As children, one of my and my sister’s favorite rainy-afternoon activities was looking through our Mother’s jewelry box. The daughter of a forester and the wife of a teacher, my Mom didn’t have dazzling diamonds and sapphires, but she did have interesting things. An ivory and silver broach that belonged to her great Aunt, a ring she made from a quarter when she was a girl, a whole box of Mardi Gras beads from her childhood in New Orleans (back when they threw real seed bead strings and not the cheap plastic stuff you see now). But by far our favorite piece was her amber necklace. The beautiful smooth golden stones were so clear it was easy to see the tiny pieces of— something— trapped inside.
Anyone whose sister wanted to be (and now is) a geologist, will tell you that amber isn’t a gemstone, it is fossilized tree resin (think the sticky stuff on Christmas trees). And it turns out that amber has more to offer then just lovely and unusual jewelry. The arthropods and other organisms trapped in the fossilized resin (inclusions) act as well preserved reservoirs of information from the past. Combined with the amber itself, these gems can be used like thumb tacks in a timeline. And, as a paper published at the end of October in the Proceedings of the National Academy of Science highlights (1), sometimes they can extend a timeline back.
The authors of the paper used the recent discovery or a large deposit of Cambray amber that was found in lignite (brown coal) mines in the Gujarat state in India. For this study, around 330 pounds of amber was collected.
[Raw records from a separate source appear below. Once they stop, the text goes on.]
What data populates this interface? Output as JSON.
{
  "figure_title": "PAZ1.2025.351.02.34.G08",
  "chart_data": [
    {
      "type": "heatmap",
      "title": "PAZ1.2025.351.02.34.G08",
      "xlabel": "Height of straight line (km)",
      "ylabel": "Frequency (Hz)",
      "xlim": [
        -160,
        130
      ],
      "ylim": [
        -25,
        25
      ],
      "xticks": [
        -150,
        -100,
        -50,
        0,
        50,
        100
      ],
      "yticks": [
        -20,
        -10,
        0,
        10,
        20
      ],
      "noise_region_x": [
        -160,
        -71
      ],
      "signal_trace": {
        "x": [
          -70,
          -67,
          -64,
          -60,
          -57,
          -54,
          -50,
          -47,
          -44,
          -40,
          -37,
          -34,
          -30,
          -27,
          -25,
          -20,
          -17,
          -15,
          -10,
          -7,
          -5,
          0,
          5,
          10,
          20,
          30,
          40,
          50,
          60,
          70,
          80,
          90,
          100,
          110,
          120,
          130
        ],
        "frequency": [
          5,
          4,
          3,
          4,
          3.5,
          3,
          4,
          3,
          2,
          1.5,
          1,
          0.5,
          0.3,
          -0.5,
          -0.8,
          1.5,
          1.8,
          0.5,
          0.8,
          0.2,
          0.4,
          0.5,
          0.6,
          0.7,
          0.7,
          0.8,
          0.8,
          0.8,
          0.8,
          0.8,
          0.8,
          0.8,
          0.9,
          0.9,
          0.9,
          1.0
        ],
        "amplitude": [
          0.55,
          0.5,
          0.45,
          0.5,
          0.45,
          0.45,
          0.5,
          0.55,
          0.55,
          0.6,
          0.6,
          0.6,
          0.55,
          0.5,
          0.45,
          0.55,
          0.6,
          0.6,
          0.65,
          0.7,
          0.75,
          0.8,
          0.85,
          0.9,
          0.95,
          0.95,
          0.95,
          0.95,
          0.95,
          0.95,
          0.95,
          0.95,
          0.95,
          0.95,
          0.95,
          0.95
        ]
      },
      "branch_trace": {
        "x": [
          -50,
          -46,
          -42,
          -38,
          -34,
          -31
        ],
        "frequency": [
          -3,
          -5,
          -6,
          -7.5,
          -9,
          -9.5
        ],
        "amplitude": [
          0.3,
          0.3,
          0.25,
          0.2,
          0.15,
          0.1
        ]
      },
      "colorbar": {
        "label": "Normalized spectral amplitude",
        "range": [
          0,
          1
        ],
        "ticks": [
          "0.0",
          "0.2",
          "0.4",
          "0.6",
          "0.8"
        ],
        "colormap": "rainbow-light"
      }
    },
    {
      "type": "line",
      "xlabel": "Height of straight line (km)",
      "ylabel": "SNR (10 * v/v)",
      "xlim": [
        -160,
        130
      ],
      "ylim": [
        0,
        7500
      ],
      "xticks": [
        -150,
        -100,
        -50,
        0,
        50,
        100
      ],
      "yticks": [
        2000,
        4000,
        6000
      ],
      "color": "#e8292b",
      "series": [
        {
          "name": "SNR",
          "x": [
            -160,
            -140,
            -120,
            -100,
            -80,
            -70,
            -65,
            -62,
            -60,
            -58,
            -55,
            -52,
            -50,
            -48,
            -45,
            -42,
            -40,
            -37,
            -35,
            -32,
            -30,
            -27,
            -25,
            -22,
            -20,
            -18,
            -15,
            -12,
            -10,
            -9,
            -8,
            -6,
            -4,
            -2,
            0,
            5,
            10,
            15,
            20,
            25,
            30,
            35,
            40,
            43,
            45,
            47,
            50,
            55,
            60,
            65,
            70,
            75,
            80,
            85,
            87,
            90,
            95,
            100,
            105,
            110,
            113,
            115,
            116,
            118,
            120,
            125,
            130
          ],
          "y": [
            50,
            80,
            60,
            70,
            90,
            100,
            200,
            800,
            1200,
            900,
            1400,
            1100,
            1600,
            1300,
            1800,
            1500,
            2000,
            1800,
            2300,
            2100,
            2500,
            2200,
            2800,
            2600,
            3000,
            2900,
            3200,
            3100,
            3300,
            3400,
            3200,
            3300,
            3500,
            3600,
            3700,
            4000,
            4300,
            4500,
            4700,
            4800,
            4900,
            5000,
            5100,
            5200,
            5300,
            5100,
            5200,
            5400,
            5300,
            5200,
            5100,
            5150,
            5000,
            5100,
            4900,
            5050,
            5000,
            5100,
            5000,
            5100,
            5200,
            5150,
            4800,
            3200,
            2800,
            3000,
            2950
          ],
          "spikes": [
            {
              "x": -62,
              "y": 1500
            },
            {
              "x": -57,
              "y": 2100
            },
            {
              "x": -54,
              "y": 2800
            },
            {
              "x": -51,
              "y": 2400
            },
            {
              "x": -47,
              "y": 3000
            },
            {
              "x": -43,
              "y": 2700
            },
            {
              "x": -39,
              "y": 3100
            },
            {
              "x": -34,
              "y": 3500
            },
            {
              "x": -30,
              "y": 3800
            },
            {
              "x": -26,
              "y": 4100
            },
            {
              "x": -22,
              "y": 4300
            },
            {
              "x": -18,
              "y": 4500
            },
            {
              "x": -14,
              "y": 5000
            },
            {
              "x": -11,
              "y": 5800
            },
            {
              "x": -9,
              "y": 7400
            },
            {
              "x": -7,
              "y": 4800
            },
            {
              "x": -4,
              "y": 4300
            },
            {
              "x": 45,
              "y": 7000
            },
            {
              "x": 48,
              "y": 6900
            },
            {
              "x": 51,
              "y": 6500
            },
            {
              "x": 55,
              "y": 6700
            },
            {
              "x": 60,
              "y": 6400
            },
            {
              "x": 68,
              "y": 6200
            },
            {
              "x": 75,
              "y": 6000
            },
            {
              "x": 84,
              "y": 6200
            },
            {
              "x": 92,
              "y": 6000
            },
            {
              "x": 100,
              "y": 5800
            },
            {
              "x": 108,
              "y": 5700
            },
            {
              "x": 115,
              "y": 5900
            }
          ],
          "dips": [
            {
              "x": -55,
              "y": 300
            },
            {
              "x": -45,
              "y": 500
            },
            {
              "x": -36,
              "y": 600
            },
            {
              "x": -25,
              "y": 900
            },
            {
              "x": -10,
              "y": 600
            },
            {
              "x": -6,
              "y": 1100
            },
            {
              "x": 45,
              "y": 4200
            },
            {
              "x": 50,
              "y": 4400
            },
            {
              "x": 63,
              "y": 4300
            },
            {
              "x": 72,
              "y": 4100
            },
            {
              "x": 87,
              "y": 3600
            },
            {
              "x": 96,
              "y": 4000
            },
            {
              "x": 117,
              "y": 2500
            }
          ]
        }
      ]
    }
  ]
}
Analysis of the chemical composition of the amber combined with fossil wood from the mine helped identify the botanical source as that of Dipterocarpaceae (family of broad leafed, tropical trees). Using shark teeth found in the shale deposits of the same mine, the amber was dated at ~50-52 million years old. This data suggest that the date of dipterocarp forest development in South-east Asia was not in the Miocene (~5-25 million years ago; 2,3) as previously thought, but instead was sometime in the Paleocene (~55-65 million years ago).
The unique properties of the Cambay amber allow the relative easy extraction of entire inclusions. The amber is poorly crosslinked and polymerized so it easily dissolves in toluene and chloroform. The extracted insects are incredibly fragile, but the authors were able to examine them using scanning electron microscopy. This examination reveled cuticle and ultrasctructural preservation that allowed submicron study of morphological characteristics. All this meant a great improvement in the phylogenetic identification.
The most common theory for how the continents formed has India breaking away from the super continent, Gadwana, around 160 million years ago, drifting as an island for around 100 million years before colliding with Asia (forming the Himalayans) around 50-60 million years ago. During this long period of isolation, you would expect that the insect and animal life to become endemic, much like what you currently see in Australia, which has only been isolated for around 30 million years. However, at the time of publication the authors had isolated over 700 arthropods representing 14 orders and more than 55 families, and they found little to suggest endemism in the paleobiota of India at or around the commonly held time of impact with Asia.
The arthropods from the Cambay amber have affinities to taxa from recent Autralasia, the Eocene of northern Europe and even the Miocene of tropical America. Interestingly there were no African or Malagasy connections identified.
So what does all this mean? It seems that there might have been some archipelagic connections between precontact India and Asia or India and Asia collided earlier in the Paleocene than previously believed. Either way, I don’t think I will ever look at amber jewelry the same way again.
- Rust J, Singh H, Rana RS, McCann T, Singh L, Anderson K, Sarkar N, Nascimbene PC, Stebner F, Thomas JC, Solórzano Kraemer M, Williams CJ, Engel MS, Sahni A, & Grimaldi D (2010). Biogeographic and evolutionary implications of a diverse paleobiota in amber from the early Eocene of India. Proceedings of the National Academy of Sciences of the United States of America, 107 (43), 18360-5 PMID: 20974929
- Ashton, P. and Gunatilleke, C.V. (1987) New light on the plant geography of Ceylon. 1. Historical plant geography. J. Biogeogr. 14, 249-285.
- Morley, R.J. (2000) Origin and Evolution of Tropical Rain Forests. Wiley, New York, NY.